After the latest G7 meeting, it’s apparent that the group has more cliques than a high school cafeteria, and it’s anything but fetch.

What happened: The G7 group of nations met over the weekend in Hiroshima, Japan, to discuss everything from the war in Ukraine and economic security, to (probably) Beyonce’s new Malibu mansion. But ultimately, it was the discussions on climate change that stole the show.

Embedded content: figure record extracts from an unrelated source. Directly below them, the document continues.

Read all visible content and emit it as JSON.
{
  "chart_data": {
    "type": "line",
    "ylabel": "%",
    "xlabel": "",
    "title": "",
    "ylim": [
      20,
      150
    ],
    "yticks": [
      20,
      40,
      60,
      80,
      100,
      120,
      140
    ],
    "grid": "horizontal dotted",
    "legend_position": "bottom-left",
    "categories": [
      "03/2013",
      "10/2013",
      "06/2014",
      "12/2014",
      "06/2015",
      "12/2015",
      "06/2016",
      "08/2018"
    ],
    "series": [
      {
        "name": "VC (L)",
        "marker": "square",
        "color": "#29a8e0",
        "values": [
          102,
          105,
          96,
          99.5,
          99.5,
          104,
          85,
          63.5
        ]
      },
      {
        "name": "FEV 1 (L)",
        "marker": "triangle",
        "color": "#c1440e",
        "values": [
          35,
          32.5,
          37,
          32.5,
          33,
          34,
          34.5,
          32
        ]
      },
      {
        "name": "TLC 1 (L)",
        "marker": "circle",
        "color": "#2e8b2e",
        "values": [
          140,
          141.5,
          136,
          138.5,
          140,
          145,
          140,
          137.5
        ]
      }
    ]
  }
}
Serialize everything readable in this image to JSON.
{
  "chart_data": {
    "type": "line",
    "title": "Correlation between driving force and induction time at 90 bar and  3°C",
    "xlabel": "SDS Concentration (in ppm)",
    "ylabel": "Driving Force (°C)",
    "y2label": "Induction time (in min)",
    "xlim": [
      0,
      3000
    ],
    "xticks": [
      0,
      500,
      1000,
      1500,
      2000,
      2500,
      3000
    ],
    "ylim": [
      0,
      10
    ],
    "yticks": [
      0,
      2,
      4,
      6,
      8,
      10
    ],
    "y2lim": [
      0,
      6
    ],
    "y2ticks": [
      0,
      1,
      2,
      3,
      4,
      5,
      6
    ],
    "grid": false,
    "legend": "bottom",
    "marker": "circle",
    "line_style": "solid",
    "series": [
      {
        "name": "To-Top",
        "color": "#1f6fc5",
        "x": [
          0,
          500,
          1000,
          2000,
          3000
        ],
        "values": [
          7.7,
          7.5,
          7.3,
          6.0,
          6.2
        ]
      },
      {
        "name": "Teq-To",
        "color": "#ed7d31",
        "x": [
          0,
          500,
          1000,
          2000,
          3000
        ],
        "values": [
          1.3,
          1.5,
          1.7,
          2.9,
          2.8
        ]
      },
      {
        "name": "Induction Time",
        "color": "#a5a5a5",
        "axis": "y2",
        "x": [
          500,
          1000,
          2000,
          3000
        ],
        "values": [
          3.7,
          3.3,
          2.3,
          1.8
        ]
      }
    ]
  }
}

In an extremely TLDR communique that only a collection of governments could muster, the group mentioned the importance of a fully—or almost fully—decarbonized power sector by 2035, as well as “urgency” to reduce greenhouse gas emissions by 43 percent by 2030 and by 60 percent by 2035.

Where things took a turn

The biggest news from the weekend surrounded natural gas and coal use. Germany was reported to have led the charge on calling for increased deliveries of liquified natural gas, albeit on a temporary basis. Meanwhile, Japan was the primary holdout on setting a phase-out date for coal-burning power plants.

  • To be fair, both Germany and Japan are a little twitchy when it comes to energy security in light of the recent Russian invasion of Ukraine and the Fukushima nuclear disaster in 2011.

Zoom out: Critics aren’t buying it. Ending the weekend without a deadline for the phase-out of new coal-powered plants is seen as a “missed opportunity” by climate activists and that Germany and Japan are “stuck in panic mode”.

We’ll have to wait until the next summit to see if anyone is left sitting alone.